JK Rowling a réussi à mélanger une histoire fantastique et presque « enfantine » à une énorme critique de la société actuelle, une sorte de satire de notre monde et de la politique bureaucratique complètement irrationnelle dans laquelle nous évoluons. JK Rowling va plus loin que de se questionner sur l’utilisation bonne ou mauvaise de ses pouvoirs lorsqu’on est un sorcier. Elle en vient à questionner l’utilisation du pouvoir en soi (dans le sens d’autorité, de pouvoir politique etc.) de manière plus générale. Elle remet en cause l’ordre social et en montre ses failles, faisant une critique de l’Etat, des privilèges mais aussi des oppressions qu’il instaure et de l’importance de la justice, ainsi que de la liberté.

 

La petite parenthèse multiculturelle

Avant de passer au sujet suivant, je souhaitais quand même revenir sur un point en reprenant une citation émise dans « Harry Potter ou l’anti-Peter Pan : pour en finir avec l’enfance. » :

«  Rowling déjoue les arguments des Sang Purs et comment elle contrecarre une logique manichéenne où le bon réside chez soi et le mauvais chez l’autre. Mais elle ne prend pas en compte le constat que, malgré l’image superficielle d’un Poudlard (Hogwarts) « multiculturelle » avec étudiants d’origine chinoise ou indienne, les personnages « ethniques » ne jouent que des rôles secondaires et donc, disent d’autres, le texte réaffirme une logique de la domination culturelle du « blanc » en ce qu’il code en « anglo-saxon » tous les personnages vraiment principaux. »
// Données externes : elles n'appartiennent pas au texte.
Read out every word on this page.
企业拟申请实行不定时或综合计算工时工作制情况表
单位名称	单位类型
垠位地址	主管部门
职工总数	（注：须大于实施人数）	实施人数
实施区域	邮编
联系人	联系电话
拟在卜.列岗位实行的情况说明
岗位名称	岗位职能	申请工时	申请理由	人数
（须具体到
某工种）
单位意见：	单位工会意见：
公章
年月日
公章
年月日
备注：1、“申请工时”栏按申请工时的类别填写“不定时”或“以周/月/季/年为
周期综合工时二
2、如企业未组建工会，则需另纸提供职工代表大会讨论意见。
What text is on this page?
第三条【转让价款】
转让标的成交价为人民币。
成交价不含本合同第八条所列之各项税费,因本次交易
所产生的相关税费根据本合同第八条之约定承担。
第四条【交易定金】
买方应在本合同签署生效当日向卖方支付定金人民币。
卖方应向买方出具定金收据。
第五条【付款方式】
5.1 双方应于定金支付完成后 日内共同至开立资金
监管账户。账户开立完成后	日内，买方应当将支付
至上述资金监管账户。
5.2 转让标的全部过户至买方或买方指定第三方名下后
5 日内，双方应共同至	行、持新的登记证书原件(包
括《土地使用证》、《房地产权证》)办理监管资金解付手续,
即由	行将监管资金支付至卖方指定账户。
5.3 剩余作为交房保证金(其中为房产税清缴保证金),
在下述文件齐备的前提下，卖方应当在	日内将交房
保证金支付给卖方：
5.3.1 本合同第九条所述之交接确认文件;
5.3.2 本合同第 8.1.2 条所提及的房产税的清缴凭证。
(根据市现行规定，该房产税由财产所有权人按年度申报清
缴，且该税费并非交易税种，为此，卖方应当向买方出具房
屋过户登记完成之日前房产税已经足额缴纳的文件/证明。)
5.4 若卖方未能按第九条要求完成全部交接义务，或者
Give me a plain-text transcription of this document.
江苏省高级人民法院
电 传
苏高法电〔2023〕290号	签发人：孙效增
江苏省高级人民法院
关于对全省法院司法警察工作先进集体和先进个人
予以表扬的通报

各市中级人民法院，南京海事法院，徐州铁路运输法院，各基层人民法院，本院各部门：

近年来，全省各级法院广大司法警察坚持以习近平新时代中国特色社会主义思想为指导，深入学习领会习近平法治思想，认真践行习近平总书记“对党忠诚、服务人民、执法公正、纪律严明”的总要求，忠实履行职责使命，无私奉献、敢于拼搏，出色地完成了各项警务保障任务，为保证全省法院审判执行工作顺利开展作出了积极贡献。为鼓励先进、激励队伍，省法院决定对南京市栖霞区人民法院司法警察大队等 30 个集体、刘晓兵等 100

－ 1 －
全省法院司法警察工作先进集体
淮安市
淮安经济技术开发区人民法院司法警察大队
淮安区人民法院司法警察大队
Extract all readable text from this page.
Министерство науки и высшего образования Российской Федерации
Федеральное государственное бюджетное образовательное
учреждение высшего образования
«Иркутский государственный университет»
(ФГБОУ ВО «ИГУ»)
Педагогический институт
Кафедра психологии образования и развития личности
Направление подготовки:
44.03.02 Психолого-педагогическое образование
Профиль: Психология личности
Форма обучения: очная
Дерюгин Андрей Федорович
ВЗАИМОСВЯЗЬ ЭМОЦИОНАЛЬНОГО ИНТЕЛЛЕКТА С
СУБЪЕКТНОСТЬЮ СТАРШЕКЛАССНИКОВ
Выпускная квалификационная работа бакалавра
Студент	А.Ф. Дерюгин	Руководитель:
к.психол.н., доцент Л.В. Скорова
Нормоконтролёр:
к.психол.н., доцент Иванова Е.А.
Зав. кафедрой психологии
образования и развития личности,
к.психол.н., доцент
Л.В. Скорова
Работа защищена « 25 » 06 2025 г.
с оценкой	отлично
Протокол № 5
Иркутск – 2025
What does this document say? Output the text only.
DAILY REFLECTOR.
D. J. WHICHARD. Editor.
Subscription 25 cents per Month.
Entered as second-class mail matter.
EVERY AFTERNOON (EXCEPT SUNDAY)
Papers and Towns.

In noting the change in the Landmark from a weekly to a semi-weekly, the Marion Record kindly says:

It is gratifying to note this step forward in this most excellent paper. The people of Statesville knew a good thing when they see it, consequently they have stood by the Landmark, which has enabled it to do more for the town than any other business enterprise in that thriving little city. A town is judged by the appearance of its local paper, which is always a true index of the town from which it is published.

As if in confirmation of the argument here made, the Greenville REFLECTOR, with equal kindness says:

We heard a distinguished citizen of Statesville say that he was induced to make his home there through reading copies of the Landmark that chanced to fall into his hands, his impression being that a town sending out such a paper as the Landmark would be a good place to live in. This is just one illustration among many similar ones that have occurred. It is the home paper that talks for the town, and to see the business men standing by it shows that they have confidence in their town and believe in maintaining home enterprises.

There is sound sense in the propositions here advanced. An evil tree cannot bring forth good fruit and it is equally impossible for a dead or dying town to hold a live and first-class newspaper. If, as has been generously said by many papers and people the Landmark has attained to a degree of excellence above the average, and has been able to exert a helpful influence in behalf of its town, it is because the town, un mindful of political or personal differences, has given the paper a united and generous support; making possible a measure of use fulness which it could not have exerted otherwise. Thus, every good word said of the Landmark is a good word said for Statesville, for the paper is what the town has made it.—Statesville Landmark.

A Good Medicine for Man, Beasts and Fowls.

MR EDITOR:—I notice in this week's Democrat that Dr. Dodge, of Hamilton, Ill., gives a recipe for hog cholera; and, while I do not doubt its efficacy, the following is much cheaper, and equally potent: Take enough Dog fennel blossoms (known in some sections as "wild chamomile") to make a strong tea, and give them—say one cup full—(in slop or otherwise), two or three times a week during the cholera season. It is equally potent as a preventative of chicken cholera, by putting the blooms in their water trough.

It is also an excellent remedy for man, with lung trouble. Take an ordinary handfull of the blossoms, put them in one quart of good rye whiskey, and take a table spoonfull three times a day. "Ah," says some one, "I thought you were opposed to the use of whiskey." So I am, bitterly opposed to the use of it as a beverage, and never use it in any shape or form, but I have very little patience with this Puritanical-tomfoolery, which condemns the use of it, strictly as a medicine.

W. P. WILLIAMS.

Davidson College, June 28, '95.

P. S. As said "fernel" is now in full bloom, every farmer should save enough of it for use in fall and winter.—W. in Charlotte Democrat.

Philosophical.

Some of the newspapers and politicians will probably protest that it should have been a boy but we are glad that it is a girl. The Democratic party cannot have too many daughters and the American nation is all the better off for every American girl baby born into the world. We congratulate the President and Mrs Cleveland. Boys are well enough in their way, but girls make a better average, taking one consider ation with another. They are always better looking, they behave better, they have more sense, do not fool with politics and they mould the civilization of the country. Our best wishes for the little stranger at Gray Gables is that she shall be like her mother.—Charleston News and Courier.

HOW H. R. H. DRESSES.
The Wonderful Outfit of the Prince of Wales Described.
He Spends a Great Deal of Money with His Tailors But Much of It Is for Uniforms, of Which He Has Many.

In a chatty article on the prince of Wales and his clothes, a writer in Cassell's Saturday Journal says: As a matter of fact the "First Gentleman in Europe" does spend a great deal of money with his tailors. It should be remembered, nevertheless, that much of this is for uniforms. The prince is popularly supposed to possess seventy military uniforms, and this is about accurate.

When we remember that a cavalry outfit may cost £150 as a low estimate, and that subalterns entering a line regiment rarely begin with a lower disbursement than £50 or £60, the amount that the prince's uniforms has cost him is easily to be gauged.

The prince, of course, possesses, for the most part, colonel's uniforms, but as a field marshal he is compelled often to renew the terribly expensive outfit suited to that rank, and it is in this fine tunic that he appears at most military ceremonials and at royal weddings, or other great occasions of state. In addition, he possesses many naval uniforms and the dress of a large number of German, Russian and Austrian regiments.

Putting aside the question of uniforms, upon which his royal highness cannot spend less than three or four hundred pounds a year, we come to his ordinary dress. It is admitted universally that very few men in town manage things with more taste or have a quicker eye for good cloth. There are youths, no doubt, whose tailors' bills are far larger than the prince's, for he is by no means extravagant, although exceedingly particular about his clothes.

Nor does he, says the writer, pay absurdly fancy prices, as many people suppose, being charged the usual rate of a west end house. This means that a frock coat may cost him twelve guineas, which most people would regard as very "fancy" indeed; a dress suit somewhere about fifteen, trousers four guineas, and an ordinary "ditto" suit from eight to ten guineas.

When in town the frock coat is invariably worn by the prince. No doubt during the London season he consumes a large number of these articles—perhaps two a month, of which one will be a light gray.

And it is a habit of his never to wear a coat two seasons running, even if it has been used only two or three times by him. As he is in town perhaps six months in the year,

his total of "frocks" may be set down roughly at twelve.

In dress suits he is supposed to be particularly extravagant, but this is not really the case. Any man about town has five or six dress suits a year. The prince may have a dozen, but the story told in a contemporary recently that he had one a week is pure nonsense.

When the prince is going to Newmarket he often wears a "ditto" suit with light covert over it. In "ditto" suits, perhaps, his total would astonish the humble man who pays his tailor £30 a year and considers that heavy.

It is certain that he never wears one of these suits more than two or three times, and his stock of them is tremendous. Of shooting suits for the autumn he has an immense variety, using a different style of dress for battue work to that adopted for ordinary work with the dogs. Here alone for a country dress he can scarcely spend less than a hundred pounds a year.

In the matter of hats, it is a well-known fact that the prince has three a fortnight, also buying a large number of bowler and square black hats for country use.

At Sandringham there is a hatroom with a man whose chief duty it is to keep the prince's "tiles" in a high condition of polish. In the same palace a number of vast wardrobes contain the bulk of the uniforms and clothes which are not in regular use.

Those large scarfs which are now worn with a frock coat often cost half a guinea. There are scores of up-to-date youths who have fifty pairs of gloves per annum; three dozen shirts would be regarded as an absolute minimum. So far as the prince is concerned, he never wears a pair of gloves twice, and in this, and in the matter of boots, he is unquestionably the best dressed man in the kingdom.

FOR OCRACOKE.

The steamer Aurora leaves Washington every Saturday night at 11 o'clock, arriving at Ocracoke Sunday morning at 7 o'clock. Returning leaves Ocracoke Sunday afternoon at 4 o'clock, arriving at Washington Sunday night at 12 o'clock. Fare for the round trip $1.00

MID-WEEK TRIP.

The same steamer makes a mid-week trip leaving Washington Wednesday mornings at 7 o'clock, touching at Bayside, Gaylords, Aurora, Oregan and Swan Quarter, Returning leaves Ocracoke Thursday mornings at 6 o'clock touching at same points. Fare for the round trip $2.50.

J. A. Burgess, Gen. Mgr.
C’est très vrai. Il faut être un peu (beaucoup) de mauvaise foi pour ne pas voir que les blancs sont largement majoritaires dans Harry Potter et que plus que ça, ils ont souvent les rôles les plus importants. Effectivement, il y a au sein du Royaume-Uni plus de blancs que de personnes non blanches. Numériquement donc, on peut comprendre ce choix. Mais en fait, pas tellement, ce serait un peu trop facile que de choisir cet argument alors qu’au fond, la réponse est ailleurs : les blancs sont encore et toujours plus représentés car ils sont privilégiés. Nous vivons maintenant dans une société multiculturelle (et c’est fortement le cas en Grande-Bretagne) où chacun –et les minorités autant que les autres- devrait pouvoir revendiquer leurs droits et avoir un véritable espace de parole. Or, dans Harry Potter, les blancs ont souvent des postes importants. Kingsley Shacklebot qui est un personnage noir deviendra Ministre de la Magie après la fin d’Harry Potter mais son rôle durant la saga reste très minoritaire.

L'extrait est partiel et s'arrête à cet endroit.